Amnesty visa proibição total do aborto na Andorra e recebe repreensão do PM
Amnesty International planeia destacar as leis restritivas sobre aborto na Andorra, onde o procedimento é ilegal em todas as circunstâncias, provocando o primeiro-ministro.
Pontos-chave
- Amnesty International visa proibição total do aborto na Andorra.
- Procedimento ilegal em todas as circunstâncias pela lei atual.
- PM Xavier Espot insta Amnesty a "pensar bem".
- Reflete tensões com ONGs sobre direitos reprodutivos.
A Amnesty International tem na mira a Andorra devido às leis restritivas sobre aborto no país, o que provocou uma resposta acutilante do Governo.

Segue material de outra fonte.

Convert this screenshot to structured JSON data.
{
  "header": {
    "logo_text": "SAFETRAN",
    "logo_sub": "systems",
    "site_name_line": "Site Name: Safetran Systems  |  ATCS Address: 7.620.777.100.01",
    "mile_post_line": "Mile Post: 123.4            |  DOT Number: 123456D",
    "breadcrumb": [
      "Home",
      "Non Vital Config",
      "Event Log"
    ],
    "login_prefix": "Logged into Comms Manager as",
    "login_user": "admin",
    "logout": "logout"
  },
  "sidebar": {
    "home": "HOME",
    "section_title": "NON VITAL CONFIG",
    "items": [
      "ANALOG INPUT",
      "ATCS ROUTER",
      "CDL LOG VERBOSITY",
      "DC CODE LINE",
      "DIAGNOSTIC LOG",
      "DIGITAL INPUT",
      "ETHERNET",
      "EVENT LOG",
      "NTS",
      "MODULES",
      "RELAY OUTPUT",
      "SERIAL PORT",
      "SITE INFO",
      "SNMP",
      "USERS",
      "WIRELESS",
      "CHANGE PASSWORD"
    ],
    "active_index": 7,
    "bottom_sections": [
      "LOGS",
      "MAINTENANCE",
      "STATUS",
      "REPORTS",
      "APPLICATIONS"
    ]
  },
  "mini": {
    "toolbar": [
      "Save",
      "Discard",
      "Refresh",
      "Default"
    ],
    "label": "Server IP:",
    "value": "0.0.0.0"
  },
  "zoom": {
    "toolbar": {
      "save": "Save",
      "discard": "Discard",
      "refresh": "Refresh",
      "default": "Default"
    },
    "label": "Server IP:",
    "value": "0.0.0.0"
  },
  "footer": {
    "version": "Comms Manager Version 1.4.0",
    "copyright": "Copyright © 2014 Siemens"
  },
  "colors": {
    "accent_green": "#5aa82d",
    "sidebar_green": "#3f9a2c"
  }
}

A organização de direitos humanos pretende destacar a posição da Andorra sobre o aborto, onde o procedimento continua ilegal em todas as circunstâncias nos termos da legislação atual. As autoridades não detalharam planos específicos da Amnesty, mas a iniciativa mereceu logo uma reação imediata do primeiro-ministro Xavier Espot.
Espot instou o grupo a repensar a abordagem, convidando-o a "pensar bem" antes de avançar. As suas declarações refletem as tensões contínuas entre grupos de advocacy internacionais e a posição conservadora da Andorra em matéria de direitos reprodutivos, que há muito é alvo de críticas.
Não foram anunciadas ações ou calendários adicionais por nenhuma das partes. O Governo tem defendido consistentemente a proibição como alinhada com os valores andorranos, resistindo à pressão de instituições europeias e ONGs.